McGuire had reacted from his hilarious seizure with an emotional swing to the opposite extreme. "I'll break their damn necks," he growled, "if they get rough with me." And his narrow eyes exchanged glare for glare with those in the face like blood and ashes before him.
The cold cat eyes held steadily upon him while the scarlet figure retreated. A louder call, shrill and vibrant, came from the thin lips, and a swarm of bodies in dull red were scrambling into the room to mass about their scarlet leader. Above and behind them the face under its brilliant turban and golden clasp was glaring in triumph.
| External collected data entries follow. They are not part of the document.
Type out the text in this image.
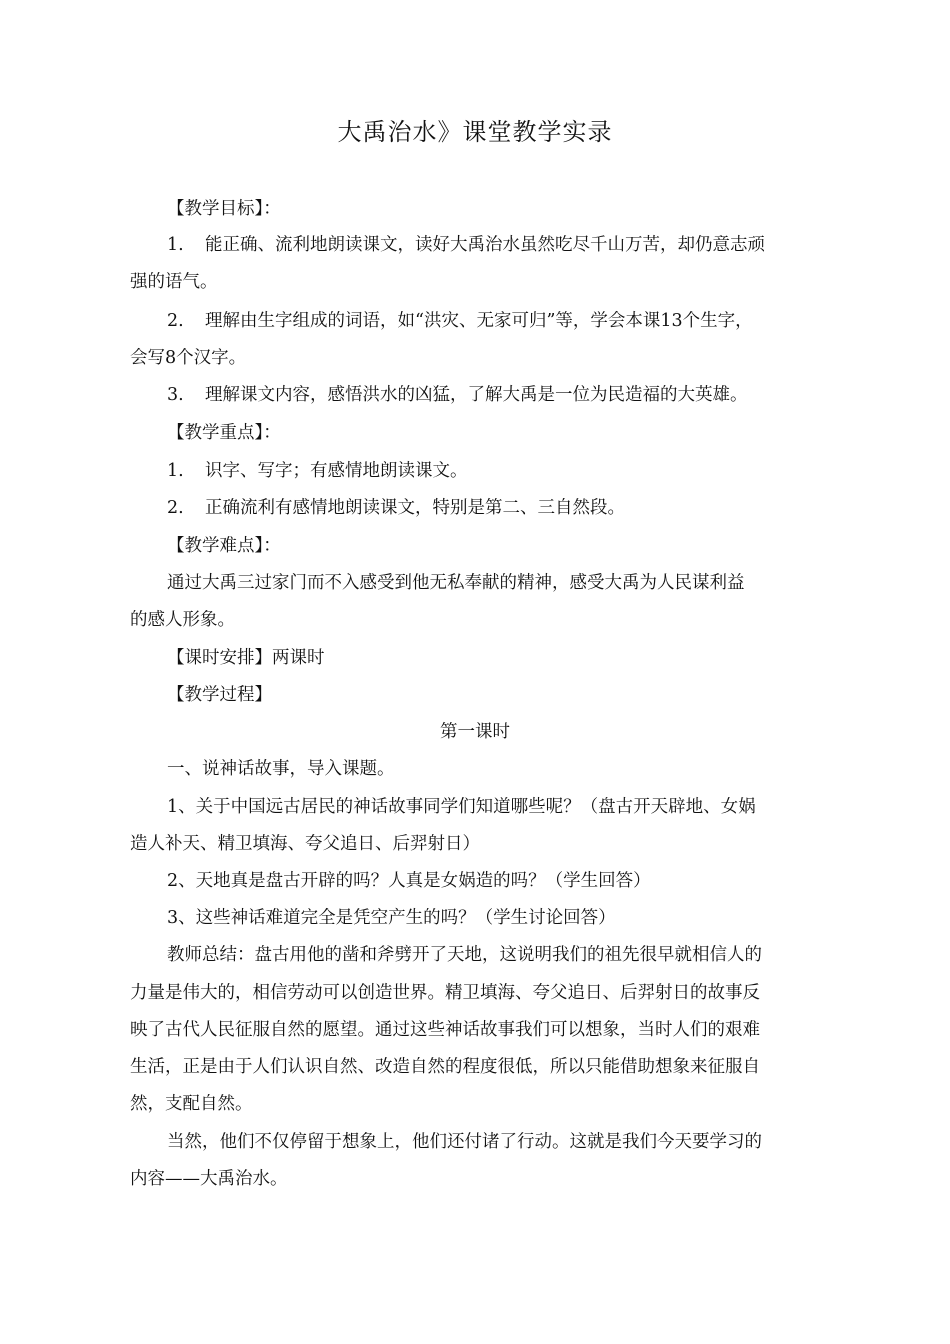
大禹治水》课堂教学实录
【教学目标】：
1. 能正确、流利地朗读课文，读好大禹治水虽然吃尽千山万苦，却仍意志顽
强的语气。
2. 理解由生字组成的词语，如“洪灾、无家可归”等，学会本课13个生字，
会写8个汉字。
3. 理解课文内容，感悟洪水的凶猛，了解大禹是一位为民造福的大英雄。
【教学重点】：
1. 识字、写字；有感情地朗读课文。
2. 正确流利有感情地朗读课文，特别是第二、三自然段。
【教学难点】：
通过大禹三过家门而不入感受到他无私奉献的精神，感受大禹为人民谋利益
的感人形象。
【课时安排】两课时
【教学过程】
第一课时
一、说神话故事，导入课题。
1、关于中国远古居民的神话故事同学们知道哪些呢？（盘古开天辟地、女娲
造人补天、精卫填海、夸父追日、后羿射日）
2、天地真是盘古开辟的吗？人真是女娲造的吗？（学生回答）
3、这些神话难道完全是凭空产生的吗？（学生讨论回答）
教师总结：盘古用他的凿和斧劈开了天地，这说明我们的祖先很早就相信人的
力量是伟大的，相信劳动可以创造世界。精卫填海、夸父追日、后羿射日的故事反
映了古代人民征服自然的愿望。通过这些神话故事我们可以想象，当时人们的艰难
生活，正是由于人们认识自然、改造自然的程度很低，所以只能借助想象来征服自
然，支配自然。
当然，他们不仅停留于想象上，他们还付诸了行动。这就是我们今天要学习的
内容——大禹治水。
The tall figures crouched, grotesque and awkward; their long arms and hands with grasping, tendril-like fingers were ready. McGuire waited for the sharp hissing order that would throw these things upon him, and he met the attack when it came with his own shoulders dropped to the fighter's pose, head drawn in close and both fists swinging free.
There were lean fingers clutching at his throat, a press of blood-red bodies thick about him, and a clustering of faces where color blotched and flowed.
The thud of fists in blows that started from the floor was new to these lean creatures that clawed and clung like cats. But they trampled on those who went down before the flyer's blows and stood upon them to spring at his head; they crowded in in overwhelming numbers while their red hands tore and twined about his face.